FDACV (Fond Départemental pour l’Amélioration du Cadre de Vie)

Le FDACV, Fonds Départemental pour l’Amélioration du Cadre de Vie, fonds d’aide départemental aux collectivités, s’est substitué partiellement au traditionnel Fonds Département d’Intervention pour l’Environnement (FDIE).

L’objectif est de « subventionner les surcoûts, comme la reprise de certains travaux nécessaires pour maintenir ou rétablir les monuments et les sites dans leurs caractères esthétiques et historiques, pour la satisfaction générale ». Il s’adresse particulièrement aux petites communes (moins de 5 000 habitants).

Le CAUE est chargé par le Département d’une mission d’instruction et d’appui aux collectivités.

La commune souhaitait recréer un chemin piéton, aujourd’hui disparu, entre le village de Malaucène et le site de la source du Groseau.

Entre la chapelle et le site de la source, le chemin traverse la route départementale qui conduit au sommet du Mont Ventoux, longe la route sur une vingtaine de mètres avant de grimper sur le coteau.

Sur ce parcours en abord routier, l’objectif était d’élargir l’espace destiné aux piétons sur l’emprise du talus existant.

Le chantier de bénévoles a consisté à bâtir un mur de soutènement du talus tout le long de ce linéaire. La technique est celle de la pierre sèche, technique que les bénévoles ont appris avec l’appui d’un encadrant technique.

Le CAUE a assuré son rôle de conseil tout au long du processus, et en coordination avec les différents intervenants :

  • Le conseil départemental qui apporte une aide financière au travers du FDACV,
  • La mairie qui souhaite réaliser là une tranche d’un projet ambitieux,
  • L’ABF dont la fonction est de veiller à la qualité patrimoniale et paysagère des abords des monuments historiques,
  • L’APARE, enfin, organisatrice du chantier, pour tous ses aspects (techniques, approvisionnement en matériaux, hébergement et animation…).

Cette petite ruelle est l’une des entrées dans le centre du village : en arrivant à pied après avoir traversé le Toulourenc, la ruelle du tirage dessert les premières maisons. Des petits escaliers et des soustets permettent une découverte surprenante du village.

La ruelle, au sol de terre battue, était régulièrement ravinée par les pluies et difficilement praticable. Les mauvaises herbes et la boue lui donnaient un aspect dégradé.

A la suite d’un chantier d’escalier en pierre, par l’APARE en 2017, ce chantier de bénévoles de tous âges a permis cette réalisation d’une calade de pierres calées à sec, sur lit de sable.

Le projet a pris en compte le ruissellement pluvial par la gestion des pentes et dévers, et la création de caniveaux, eux-mêmes caladés.

Ce chantier de l’APARE s’inscrit dans une démarche de la mairie qui, années après années, améliore et embellit les rues de Savoillans par la technique ancestrale de la calade, favorable aux paysages villageois et efficace en terme de développement durable.
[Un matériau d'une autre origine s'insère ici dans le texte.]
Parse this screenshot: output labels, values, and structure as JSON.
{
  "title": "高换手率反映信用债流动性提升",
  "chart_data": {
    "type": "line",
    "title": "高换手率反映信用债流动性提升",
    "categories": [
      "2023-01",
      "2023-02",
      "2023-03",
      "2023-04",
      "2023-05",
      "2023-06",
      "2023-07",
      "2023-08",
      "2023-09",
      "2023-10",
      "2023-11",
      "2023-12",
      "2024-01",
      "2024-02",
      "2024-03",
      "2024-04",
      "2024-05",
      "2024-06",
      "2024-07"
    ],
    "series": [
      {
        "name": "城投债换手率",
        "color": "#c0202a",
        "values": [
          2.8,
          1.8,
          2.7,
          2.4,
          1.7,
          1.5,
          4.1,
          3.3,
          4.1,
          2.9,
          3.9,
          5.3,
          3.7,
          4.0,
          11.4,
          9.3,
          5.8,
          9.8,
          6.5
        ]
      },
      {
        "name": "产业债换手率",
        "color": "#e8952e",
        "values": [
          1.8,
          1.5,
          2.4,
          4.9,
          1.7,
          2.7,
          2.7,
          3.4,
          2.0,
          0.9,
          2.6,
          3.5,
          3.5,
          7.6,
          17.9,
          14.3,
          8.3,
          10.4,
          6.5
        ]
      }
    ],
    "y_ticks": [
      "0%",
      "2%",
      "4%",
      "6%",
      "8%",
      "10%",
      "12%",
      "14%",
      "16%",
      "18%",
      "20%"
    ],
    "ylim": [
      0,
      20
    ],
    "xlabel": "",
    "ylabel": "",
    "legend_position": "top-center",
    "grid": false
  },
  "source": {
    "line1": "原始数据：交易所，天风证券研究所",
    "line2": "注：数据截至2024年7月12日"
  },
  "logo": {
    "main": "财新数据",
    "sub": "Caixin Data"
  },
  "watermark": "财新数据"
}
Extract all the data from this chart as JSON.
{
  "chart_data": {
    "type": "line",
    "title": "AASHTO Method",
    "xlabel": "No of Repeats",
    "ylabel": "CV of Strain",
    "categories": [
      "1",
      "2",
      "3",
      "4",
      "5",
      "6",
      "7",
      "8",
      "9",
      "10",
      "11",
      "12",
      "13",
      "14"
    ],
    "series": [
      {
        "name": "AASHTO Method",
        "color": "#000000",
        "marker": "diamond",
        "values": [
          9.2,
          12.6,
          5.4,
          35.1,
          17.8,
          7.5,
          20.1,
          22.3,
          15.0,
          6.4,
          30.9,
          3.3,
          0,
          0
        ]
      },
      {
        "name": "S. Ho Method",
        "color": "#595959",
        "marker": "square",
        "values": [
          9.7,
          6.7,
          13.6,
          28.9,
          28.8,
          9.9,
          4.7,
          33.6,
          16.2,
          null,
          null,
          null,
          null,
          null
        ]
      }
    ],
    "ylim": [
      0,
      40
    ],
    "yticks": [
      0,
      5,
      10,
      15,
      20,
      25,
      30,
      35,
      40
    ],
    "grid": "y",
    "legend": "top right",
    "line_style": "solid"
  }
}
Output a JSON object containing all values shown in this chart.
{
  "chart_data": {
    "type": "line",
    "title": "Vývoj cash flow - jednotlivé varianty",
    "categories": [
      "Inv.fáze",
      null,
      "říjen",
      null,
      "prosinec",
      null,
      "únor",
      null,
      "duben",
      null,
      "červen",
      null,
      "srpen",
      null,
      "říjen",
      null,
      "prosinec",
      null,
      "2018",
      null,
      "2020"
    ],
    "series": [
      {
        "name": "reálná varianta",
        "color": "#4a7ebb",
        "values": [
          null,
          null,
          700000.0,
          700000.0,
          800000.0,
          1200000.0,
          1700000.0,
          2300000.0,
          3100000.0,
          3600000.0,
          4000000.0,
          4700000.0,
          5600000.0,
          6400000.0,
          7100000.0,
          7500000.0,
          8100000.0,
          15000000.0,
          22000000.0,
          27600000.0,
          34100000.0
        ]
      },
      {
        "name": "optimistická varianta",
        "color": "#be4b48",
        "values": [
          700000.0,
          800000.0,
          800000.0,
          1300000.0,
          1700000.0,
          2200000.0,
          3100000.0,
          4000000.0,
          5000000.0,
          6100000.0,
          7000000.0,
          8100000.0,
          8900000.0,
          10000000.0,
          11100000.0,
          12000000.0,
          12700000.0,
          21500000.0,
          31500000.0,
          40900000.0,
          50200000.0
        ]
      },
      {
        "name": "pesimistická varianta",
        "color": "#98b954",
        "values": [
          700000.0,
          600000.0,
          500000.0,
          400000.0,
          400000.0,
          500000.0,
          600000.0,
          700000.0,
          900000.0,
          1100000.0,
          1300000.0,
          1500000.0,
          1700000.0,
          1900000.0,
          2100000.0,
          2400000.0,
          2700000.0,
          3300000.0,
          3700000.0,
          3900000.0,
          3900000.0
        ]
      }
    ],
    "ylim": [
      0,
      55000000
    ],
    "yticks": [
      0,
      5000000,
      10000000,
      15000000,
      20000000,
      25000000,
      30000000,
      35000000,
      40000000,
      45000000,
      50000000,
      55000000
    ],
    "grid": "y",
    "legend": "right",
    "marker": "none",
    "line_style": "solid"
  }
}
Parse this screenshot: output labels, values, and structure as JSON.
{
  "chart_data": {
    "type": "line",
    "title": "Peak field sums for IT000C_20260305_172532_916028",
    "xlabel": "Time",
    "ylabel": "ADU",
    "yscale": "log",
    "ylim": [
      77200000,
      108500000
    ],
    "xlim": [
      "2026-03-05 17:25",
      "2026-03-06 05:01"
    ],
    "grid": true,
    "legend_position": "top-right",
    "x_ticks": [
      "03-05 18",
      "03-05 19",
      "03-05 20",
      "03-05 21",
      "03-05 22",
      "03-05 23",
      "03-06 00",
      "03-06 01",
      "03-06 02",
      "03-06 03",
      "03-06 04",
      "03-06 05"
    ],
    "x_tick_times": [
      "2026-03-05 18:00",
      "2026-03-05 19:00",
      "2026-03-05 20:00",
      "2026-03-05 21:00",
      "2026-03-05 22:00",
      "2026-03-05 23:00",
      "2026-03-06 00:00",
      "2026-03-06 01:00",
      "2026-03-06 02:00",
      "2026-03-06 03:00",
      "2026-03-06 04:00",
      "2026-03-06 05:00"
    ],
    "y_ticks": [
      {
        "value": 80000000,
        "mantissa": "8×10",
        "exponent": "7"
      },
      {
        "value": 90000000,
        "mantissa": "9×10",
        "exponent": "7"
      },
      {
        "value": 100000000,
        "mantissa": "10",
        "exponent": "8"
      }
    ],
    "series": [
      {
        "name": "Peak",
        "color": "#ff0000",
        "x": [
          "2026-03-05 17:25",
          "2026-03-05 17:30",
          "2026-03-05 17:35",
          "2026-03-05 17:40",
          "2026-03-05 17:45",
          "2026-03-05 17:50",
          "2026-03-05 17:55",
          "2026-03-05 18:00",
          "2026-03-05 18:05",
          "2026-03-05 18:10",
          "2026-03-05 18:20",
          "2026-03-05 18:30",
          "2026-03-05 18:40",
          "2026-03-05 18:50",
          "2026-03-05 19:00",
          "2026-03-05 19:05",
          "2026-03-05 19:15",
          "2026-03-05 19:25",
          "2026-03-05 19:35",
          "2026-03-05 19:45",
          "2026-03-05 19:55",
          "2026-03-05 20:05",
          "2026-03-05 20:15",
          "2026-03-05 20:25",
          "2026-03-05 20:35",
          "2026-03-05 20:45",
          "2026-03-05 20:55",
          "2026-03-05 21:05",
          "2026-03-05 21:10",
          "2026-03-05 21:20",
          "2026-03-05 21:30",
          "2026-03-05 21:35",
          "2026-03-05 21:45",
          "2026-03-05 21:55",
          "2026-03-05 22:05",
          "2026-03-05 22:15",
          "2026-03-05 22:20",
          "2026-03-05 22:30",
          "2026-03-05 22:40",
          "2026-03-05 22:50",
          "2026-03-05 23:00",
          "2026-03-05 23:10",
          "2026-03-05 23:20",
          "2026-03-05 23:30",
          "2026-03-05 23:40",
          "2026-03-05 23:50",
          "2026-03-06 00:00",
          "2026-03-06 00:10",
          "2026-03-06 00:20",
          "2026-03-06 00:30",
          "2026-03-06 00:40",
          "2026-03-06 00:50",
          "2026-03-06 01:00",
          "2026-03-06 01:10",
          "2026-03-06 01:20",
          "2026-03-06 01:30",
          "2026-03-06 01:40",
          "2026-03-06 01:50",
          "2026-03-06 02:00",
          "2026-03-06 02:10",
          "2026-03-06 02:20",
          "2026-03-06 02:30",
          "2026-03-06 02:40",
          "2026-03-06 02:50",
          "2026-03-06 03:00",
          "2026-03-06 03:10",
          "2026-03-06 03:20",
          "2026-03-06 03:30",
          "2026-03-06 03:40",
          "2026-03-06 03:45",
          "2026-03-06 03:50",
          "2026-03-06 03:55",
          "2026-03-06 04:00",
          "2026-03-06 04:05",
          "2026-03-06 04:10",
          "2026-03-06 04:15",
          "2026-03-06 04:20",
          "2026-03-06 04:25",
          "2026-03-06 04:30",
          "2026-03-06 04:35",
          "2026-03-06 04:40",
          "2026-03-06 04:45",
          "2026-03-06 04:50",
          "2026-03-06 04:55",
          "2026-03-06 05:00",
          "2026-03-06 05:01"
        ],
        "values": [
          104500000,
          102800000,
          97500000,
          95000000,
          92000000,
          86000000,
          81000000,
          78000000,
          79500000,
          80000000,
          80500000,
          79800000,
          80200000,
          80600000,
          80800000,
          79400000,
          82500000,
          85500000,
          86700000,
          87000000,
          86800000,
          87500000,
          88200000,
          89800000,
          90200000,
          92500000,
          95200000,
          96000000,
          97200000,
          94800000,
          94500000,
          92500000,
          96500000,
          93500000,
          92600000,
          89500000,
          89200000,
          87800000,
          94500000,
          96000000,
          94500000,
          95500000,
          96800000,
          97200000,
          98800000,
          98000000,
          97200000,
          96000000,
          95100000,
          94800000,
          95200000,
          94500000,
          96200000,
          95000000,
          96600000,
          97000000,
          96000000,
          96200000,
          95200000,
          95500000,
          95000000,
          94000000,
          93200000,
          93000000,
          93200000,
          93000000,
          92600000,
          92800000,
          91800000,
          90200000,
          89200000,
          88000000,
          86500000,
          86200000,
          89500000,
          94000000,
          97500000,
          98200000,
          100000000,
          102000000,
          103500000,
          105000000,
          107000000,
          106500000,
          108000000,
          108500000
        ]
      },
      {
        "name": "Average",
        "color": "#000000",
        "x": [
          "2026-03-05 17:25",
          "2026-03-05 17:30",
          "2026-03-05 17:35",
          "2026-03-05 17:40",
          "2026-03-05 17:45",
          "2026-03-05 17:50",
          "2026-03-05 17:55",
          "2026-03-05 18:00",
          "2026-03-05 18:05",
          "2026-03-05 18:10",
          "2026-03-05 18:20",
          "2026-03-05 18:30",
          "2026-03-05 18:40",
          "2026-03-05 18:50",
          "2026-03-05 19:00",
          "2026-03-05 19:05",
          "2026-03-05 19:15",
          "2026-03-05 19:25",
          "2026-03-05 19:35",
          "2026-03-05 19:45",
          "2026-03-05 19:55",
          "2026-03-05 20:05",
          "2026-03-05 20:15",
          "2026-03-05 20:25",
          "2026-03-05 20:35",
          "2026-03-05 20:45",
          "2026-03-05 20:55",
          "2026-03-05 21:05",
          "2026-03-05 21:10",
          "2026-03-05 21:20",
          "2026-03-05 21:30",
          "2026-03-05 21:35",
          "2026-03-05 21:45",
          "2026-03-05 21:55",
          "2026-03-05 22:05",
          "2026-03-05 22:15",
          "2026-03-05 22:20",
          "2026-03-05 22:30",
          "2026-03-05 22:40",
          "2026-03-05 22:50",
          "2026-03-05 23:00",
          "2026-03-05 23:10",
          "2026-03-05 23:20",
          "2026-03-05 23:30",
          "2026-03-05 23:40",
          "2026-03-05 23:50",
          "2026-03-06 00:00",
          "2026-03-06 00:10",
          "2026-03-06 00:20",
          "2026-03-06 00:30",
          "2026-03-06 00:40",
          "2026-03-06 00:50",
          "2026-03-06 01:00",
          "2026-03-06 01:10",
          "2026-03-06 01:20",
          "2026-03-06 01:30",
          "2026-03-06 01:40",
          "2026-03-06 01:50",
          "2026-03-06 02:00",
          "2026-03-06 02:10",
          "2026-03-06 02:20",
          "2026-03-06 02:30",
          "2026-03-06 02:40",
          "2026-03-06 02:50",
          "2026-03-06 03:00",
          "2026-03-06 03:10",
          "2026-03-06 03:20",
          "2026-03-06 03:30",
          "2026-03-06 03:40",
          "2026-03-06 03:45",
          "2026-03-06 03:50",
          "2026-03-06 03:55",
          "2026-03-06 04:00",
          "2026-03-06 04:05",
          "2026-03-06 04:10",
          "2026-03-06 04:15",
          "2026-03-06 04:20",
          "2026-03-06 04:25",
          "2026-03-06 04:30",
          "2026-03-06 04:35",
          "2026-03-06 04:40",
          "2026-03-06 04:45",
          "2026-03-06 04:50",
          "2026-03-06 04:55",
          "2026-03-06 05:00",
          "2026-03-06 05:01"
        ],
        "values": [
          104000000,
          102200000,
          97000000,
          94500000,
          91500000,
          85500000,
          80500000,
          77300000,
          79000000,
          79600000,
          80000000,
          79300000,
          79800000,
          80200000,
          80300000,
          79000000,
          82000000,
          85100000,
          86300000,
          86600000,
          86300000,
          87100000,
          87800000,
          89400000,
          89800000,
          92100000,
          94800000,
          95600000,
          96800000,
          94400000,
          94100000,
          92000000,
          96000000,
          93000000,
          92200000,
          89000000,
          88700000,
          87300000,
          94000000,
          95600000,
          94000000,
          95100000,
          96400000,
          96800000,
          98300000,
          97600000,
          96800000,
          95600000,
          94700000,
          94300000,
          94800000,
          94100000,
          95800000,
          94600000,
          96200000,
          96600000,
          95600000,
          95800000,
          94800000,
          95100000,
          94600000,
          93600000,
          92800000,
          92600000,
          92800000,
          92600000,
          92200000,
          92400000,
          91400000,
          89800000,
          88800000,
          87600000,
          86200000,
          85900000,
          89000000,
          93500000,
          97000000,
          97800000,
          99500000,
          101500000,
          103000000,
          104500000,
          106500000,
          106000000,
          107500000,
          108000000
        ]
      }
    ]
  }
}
Comme tous les villages du Comtat, Caromb comporte un patrimoine hydraulique remarquable, dont les fontaines étaient alimentées par une source située au pied du rocher du Paty. Trop longtemps négligés, ces ouvrages et les lavoirs qui les accompagnent méritent d’être mis en valeur. La commune a sollicité l’association pour la participation et l’action régionale (APARE) pour la réalisation d’un chantier bénévole. Une reprise de l’étanchéité du bassin de la fontaine du chemin de Carpentras a été effectuée, tandis que des calades de pierres du Paty ont été posées sur le pourtour de l’ensemble des ouvrages. Une subvention FDIE de 7 000 € a contribué à ce chantier d’un montant de 26 360 €.

Cette fontaine est située à proximité du beffroi qui surmonte la principale porte du village médiéval ; datée de 1876, elle est de style néoclassique, avec son buffet surmonté d’une vasque et orné d’un fleuron, et son bassin de plan trapézoïdal aux parois curvilignes. L’édifice était fortement dégradé, notamment en partie supérieure du bassin, dont le pourtour de margelle en fer a provoqué l’éclatement de la pierre. Une greffe des parties les plus détériorées par une pierre de teinte, de densité, de résistance mécanique et de grain équivalents à la pierre d’origine, un ragréage partiel au mortier de pierre reconstituée, un nettoyage par hydro-gommage et l’application d’une patine sur l’ensemble ont été entrepris. Ces travaux d’un coût de 3 250 € HT ont été subventionnés à hauteur de 2 600 € au titre du PRNP.